Par la Rédaction
Le gouvernement mauritanien durcit le ton dans sa lutte contre les stupéfiants. Réuni en conseil des ministres jeudi 27 août, l’exécutif a adopté un projet de loi destiné à durcir les sanctions applicables au trafic et à la consommation de drogue. Cette décision intervient alors que les services de sécurité ont procédé à plusieurs saisies importantes ces dernières semaines à travers le pays.
Sur le terrain, l’inquiétude est palpable, notamment dans certains quartiers périphériques de Nouakchott où les habitants dénoncent une dégradation du climat social.
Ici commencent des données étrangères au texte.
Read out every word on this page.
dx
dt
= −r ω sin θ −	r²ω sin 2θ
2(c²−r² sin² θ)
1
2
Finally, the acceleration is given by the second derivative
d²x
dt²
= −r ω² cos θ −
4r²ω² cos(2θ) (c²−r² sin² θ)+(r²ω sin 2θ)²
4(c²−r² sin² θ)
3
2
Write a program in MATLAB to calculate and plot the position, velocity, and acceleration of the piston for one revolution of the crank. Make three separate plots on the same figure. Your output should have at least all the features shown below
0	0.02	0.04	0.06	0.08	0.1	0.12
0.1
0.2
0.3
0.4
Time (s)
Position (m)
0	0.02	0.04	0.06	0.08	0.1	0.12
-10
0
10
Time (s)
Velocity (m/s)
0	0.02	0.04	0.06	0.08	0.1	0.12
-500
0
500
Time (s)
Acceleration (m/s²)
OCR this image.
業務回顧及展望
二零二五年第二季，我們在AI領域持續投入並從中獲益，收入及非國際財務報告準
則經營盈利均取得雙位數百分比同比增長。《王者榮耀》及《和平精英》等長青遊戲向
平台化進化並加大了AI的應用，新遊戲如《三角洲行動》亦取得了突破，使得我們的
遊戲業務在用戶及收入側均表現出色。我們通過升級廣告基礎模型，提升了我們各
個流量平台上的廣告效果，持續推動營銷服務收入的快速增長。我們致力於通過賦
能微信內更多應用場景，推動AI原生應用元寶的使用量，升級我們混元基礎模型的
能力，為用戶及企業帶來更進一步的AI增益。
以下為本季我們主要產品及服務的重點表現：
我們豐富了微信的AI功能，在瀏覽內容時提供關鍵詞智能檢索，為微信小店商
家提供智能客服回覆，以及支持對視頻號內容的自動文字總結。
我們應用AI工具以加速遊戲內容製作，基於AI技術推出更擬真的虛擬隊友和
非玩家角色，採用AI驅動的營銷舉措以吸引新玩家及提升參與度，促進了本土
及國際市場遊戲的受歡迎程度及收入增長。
À Dar El Bewa, un résident du quartier, Yate Ould Maouloud, témoigne d’une aggravation nette de la situation ces derniers mois :
Le quartier était jusqu’ici épargné par ce type de problème, mais des agressions quasi quotidiennes sont désormais commises par de jeunes consommateurs de stupéfiants originaires du secteur, certains ayant recours à une substance localement appelée « adross ». J’appelle les autorités à intervenir et invite l’ensemble de la population à se mobiliser pour endiguer ce phénomène.
Ce constat n’est pas isolé : plusieurs autres quartiers de la capitale seraient concernés par une hausse similaire de la consommation. Pour Fatimata Sow, de l’Association mauritanienne de renforcement des capacités en milieu scolaire, cette progression traduit avant tout un mal-être plus profond chez les jeunes.
« D’abord il y a le manque d’information et de sensibilisation chez les jeunes. Certains peuvent consommer la drogue juste par curiosité, sous l’influence de leurs amis, sans connaître les conséquences. Il y a aussi les difficultés sociales, le manque d’encadrement et d’activités qui permettent aux jeunes de s’épanouir. C’est pourquoi nous pensons qu’il faut agir auprès des jeunes, les sensibiliser et créer un espace où ils peuvent parler de leurs difficultés sans être jugés ».
Sur le plan légal, le nouveau texte élargit sensiblement l’arsenal à la disposition des autorités. Il cible non seulement la consommation, mais aussi la production, la culture et la transformation de substances stupéfiantes, ainsi que le démantèlement des réseaux organisés de trafic.